At the output folder, by default, you will get the following files:
%fasta_id%_quadruplets.csv
: the full list of quadrupletes;%fasta_id%_quadruplexes.csv
: the full list of quadruplexes;%fasta_id%_groups.csv
: the non-redundant list of quadruplexes: without any intersections;%fasta_id%_ranges.bed
: only start&end coordinates of the grouped quadruplexes in a BED-FORMAT;description.txt
: the columns description file.
At this repository, you can find the test folder with the input and output example.
While grouping, quadruplexes are not merging with the nearest, but the best possible quadruplex is chosen according to the next considerations.
If two quadruplexes intersect we prefer the one that: (the conditions are listed in their priority order)
- has less missmatches and buldges (by default, but you can abort this behavior);
- has less total length (this means the the space between quadruplets is less);
- meets first.
By default, the output will contain the quadruplex sequences. In case of big fasta sequences, you will need significantly more time and space on the disk. To avoid overconsuming of the resources you can do the following:\
- If you do not need sequences you can turn off this behaviour with the tag
--no-sequences
. - Also, you can reduce the time of computations by multiprocessing option. Just type the number of kernels the program may use, like
--nthreads 4
. Warning: there could be some issues with multiprocessing in Windows systems. - By default, the program will generate 4 files, containing information about: quadruplets, quadruplexes, groups and ranges. You may request not all the files as output. Just type one or several names with the tag:
--output_type 0 3
, where0 - quadruplets, 1 - quadruplexes, 2 - groups, 3 - ranges, 4 or all - all files
.
python imgqfinder.py --help
usage: ImGQFinder [-h] -i INPUT [-o OUTPUT] [-GC GC] [-L L] [-q Q]
[-mdef MDEF] [-bulgelen BULGELEN] [-maxbulge MAXBULGE] [-bp]
[-tetdef TETDEF] [-ns] [-r] [-v]
The tool for finding G-, C- quadruplexes. The output positions are represented
in a zero based counting.
optional arguments:
-h, --help show this help message and exit
-i INPUT, --input INPUT
Assembly scaffolds/contigs or full genomes, required.
-o OUTPUT, --output OUTPUT
Name/path of a folder for output files. Saves to the
current folder if not provided.
-GC GC Quad type, G- or C-. By default, G.
-L L Maximum loop length. By default, 7.
-q Q The length of a quadruplet.
-mdef MDEF Allowed number of defective tetrads. By default, 1.
-bulgelen BULGELEN Total length of bulges in one quadruplet. By default,
1.
-maxbulge MAXBULGE Maximum number of bulges per quadruplet. By default,
1.
-bp, --bulge_priority
By default, quadrouplexes with shorter bulge or
without them are preferable while grouping. This
behaviour can be changed with this parameter.
-tetdef TETDEF Allowed number of defective nucleotides in tetrads. By
default, 1.
-ns, --no-sequences Not to include sequences to the output.

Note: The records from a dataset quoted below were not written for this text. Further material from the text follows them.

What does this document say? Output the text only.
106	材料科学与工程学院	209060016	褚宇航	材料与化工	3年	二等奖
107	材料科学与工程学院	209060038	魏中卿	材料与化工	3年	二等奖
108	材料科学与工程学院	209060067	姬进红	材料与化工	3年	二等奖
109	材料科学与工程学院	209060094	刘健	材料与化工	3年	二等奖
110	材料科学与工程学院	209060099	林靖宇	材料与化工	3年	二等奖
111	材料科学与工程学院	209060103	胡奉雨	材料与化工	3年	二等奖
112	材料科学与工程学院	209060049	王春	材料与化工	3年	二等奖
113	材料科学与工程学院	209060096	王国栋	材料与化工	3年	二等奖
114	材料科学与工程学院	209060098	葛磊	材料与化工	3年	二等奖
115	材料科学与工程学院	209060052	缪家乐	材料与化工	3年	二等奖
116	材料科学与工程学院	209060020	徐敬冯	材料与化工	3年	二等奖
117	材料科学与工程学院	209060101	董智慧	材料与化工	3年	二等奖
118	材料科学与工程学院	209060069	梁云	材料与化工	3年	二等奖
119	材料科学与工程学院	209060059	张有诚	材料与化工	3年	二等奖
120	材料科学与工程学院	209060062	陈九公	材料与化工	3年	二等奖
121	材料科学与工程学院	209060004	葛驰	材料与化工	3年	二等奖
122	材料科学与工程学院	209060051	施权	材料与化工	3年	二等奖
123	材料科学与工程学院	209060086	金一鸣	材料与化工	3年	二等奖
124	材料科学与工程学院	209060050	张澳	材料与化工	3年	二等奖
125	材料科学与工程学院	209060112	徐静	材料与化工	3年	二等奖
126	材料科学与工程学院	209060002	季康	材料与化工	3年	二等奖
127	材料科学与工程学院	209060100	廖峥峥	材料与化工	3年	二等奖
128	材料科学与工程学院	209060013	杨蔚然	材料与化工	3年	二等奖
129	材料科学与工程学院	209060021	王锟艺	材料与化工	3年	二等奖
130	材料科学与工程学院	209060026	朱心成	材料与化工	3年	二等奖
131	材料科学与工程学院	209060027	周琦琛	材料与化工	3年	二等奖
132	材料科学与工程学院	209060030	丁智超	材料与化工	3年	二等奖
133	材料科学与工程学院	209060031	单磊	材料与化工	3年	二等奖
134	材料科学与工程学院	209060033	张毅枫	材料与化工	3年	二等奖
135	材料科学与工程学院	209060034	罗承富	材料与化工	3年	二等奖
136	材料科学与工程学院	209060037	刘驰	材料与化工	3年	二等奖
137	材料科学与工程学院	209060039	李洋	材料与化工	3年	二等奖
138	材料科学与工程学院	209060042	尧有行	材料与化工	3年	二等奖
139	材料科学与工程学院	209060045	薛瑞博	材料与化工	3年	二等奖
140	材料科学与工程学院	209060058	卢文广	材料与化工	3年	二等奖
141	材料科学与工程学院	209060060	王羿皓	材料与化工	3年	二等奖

-r, --repeats To include soft-masked genome areas. By default, not
included.
-v, --verbose Show the status of procesing or not. By default print
stages info
--nthreads NTHREADS Number of kernels to use.
--output_type OUTPUT_TYPE [OUTPUT_TYPE ...]
List the numbers of file types you need the tool to
generate or write all if you want all files. All - is
the default. 0 - quadruplets, 1 - quadruplexes, 2 -
groups, 3 - ranges. For example, --output_type 1 2
will generate only 2 files: quadruplexes and groups.